In commercio, esistono alcuni prodotti specifici per l’alimentazione del cane anziano: si tratta di cibi che contengono la carnitina, ossia una sostanza che induce l’utilizzazione dei grassi da parte del muscolo. In questo modo, viene mantenuto il tono muscolare e i depositi di grasso smaltiti più rapidamente.

Parlando di proteine, il consiglio è di migliorarne la qualità piuttosto che ridurle o aumentarle: è preferibile utilizzare quelle più digeribili e ricche di aminoacidi essenziali. E non bisogna dimenticare un buon apporto di fibre, indispensabile nella dieta del cane anziano che con l’avanzamento dell’età tende a soffrire di costipazione. Da controllare invece è l’apporto di fosforo, a causa di possibili problemi renali: nei cani anziani deve essere di circa 0,5%, ancor meno se vi è una difficoltà renale dichiarata. Stesso discorso per il sodio che dovrebbe essere ridotto a causa dell'aumento nei soggetti anziani del rischio di patologie cardiache e di ipertensione. Il calcio invece non deve mancare: è indispensabile affinché il cane mantenga una struttura ossea robusta.

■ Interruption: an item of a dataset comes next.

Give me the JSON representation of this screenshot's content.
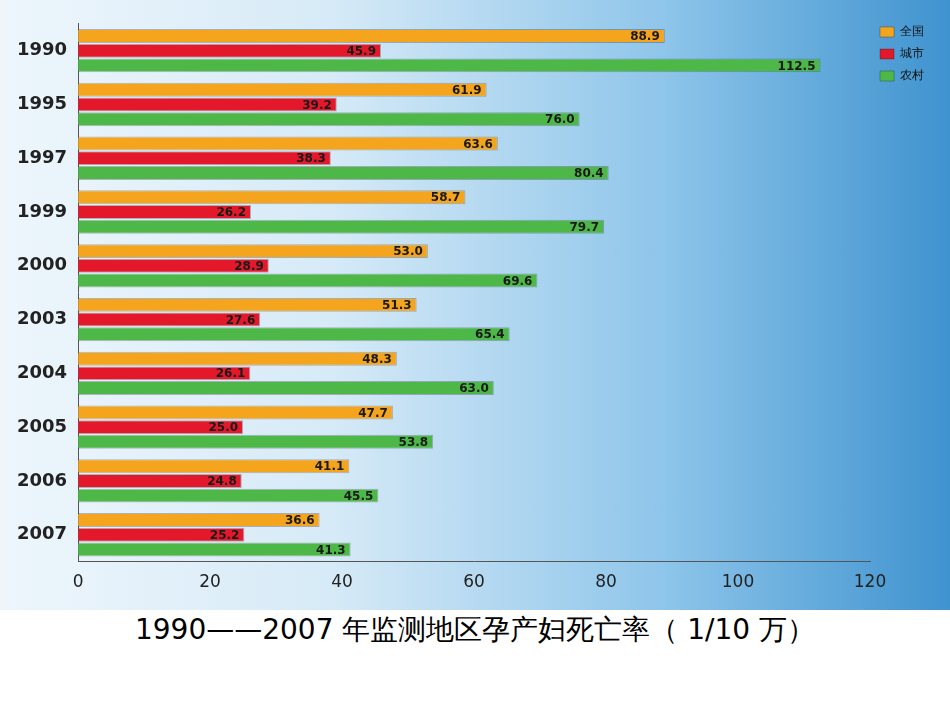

Fondamentale è l’apporto delle vitamine del gruppo B, B1, B6 e B12, dello zinco e della vitamina A; necessarie anche le sostanze antiossidanti, quali la vitamina E, β carotene e luteina. In genere, per proteggere anche le articolazioni, vengono somministrati alimenti che contengono glucosamina e condroitinsolfato.

La razione quotidiana dovrà essere ripartita in 2 o 3 pasti giornalieri: questo facilita sia l’assunzione sia la digestione del cibo.

Lo scopo di questo genere di alimentazione sta nel mantenimento dello stato di salute del cane e di un suo peso ottimale, nell’impedire o rallentare lo sviluppo di patologie e nel tenere sotto controllo i sintomi delle malattie già esistenti.